Mit dem EPG (Eingetragene Partnerschaftsgesetz) wurde nun ab 1.1.2010 erstmals die Möglichkeit geschaffen, dass gleichgeschlechtliche Paare einen eheähnlichen Status erreichen können. Der Verfassungsgerichtshof hat nun erkannt, dass die Unterscheidung zwischen gleichgeschlechtlichen und heterosexuellen Paaren bei der Frage der Zulässigkeit der Eingetragenen Partnerschaft / Ehe verfassungswidrig ist. 

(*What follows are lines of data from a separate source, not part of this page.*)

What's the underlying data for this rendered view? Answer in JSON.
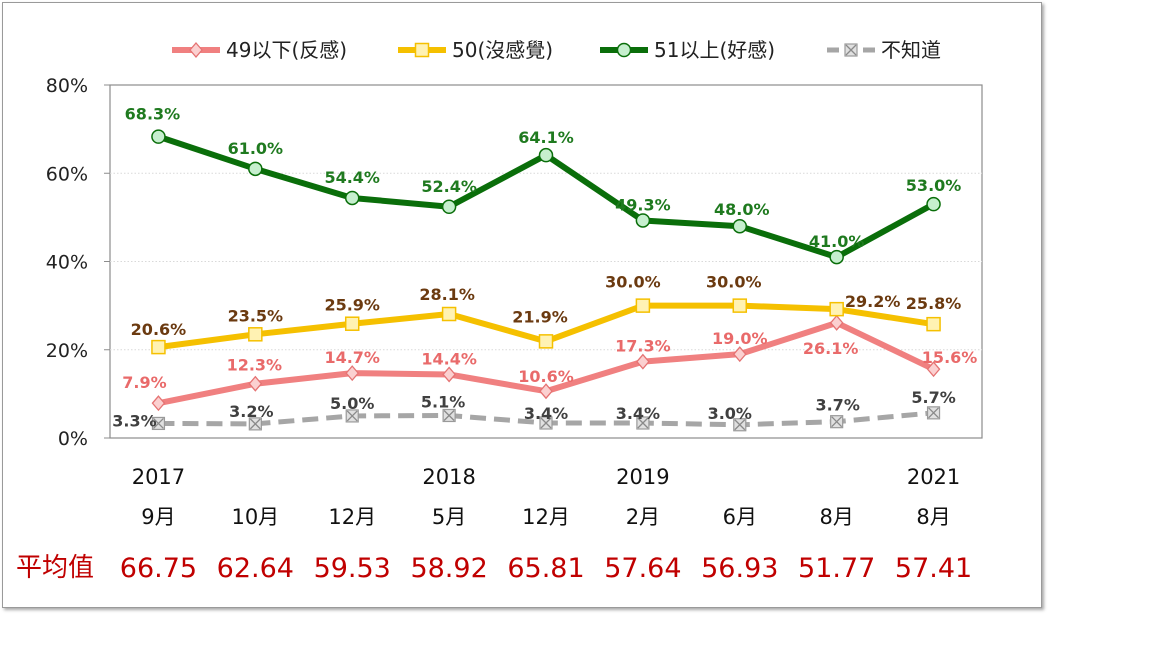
{
  "chart_data": {
    "type": "line",
    "categories": [
      {
        "year": "2017",
        "month": "9月"
      },
      {
        "year": "",
        "month": "10月"
      },
      {
        "year": "",
        "month": "12月"
      },
      {
        "year": "2018",
        "month": "5月"
      },
      {
        "year": "",
        "month": "12月"
      },
      {
        "year": "2019",
        "month": "2月"
      },
      {
        "year": "",
        "month": "6月"
      },
      {
        "year": "",
        "month": "8月"
      },
      {
        "year": "2021",
        "month": "8月"
      }
    ],
    "ylim": [
      0,
      80
    ],
    "yticks": [
      "0%",
      "20%",
      "40%",
      "60%",
      "80%"
    ],
    "grid": true,
    "legend_position": "top",
    "series": [
      {
        "name": "49以下(反感)",
        "color": "#f08080",
        "marker": "diamond",
        "dashed": false,
        "values": [
          7.9,
          12.3,
          14.7,
          14.4,
          10.6,
          17.3,
          19.0,
          26.1,
          15.6
        ],
        "labels": [
          "7.9%",
          "12.3%",
          "14.7%",
          "14.4%",
          "10.6%",
          "17.3%",
          "19.0%",
          "26.1%",
          "15.6%"
        ],
        "label_color": "#e96a6a"
      },
      {
        "name": "50(沒感覺)",
        "color": "#f5c000",
        "marker": "square",
        "dashed": false,
        "values": [
          20.6,
          23.5,
          25.9,
          28.1,
          21.9,
          30.0,
          30.0,
          29.2,
          25.8
        ],
        "labels": [
          "20.6%",
          "23.5%",
          "25.9%",
          "28.1%",
          "21.9%",
          "30.0%",
          "30.0%",
          "29.2%",
          "25.8%"
        ],
        "label_color": "#6b3a10"
      },
      {
        "name": "51以上(好感)",
        "color": "#0a6e0a",
        "marker": "circle",
        "dashed": false,
        "values": [
          68.3,
          61.0,
          54.4,
          52.4,
          64.1,
          49.3,
          48.0,
          41.0,
          53.0
        ],
        "labels": [
          "68.3%",
          "61.0%",
          "54.4%",
          "52.4%",
          "64.1%",
          "49.3%",
          "48.0%",
          "41.0%",
          "53.0%"
        ],
        "label_color": "#1f7a1f"
      },
      {
        "name": "不知道",
        "color": "#a6a6a6",
        "marker": "xbox",
        "dashed": true,
        "values": [
          3.3,
          3.2,
          5.0,
          5.1,
          3.4,
          3.4,
          3.0,
          3.7,
          5.7
        ],
        "labels": [
          "3.3%",
          "3.2%",
          "5.0%",
          "5.1%",
          "3.4%",
          "3.4%",
          "3.0%",
          "3.7%",
          "5.7%"
        ],
        "label_color": "#404040"
      }
    ],
    "average": {
      "title": "平均值",
      "values": [
        "66.75",
        "62.64",
        "59.53",
        "58.92",
        "65.81",
        "57.64",
        "56.93",
        "51.77",
        "57.41"
      ]
    }
  }
}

Wie das zu verstehen ist, streiten sich gerade gerade die Experten. Solange die Aufhebung noch nicht für wirksam ist (erst am 1.1.2019) gilt das EPG weiterhin und ist derzeit ein Eheschluss zwischen gleichgeschlechtlichen Partner nach Ehegesetz noch nicht zulässig. 

Inhaltlich gibt es eigentlich kaum mehr (beachtliche) Unterschiede, da die wesentlichen Unterschiede (zum Teil auch durch den VfGH zuvor) schon beseitigt wurden.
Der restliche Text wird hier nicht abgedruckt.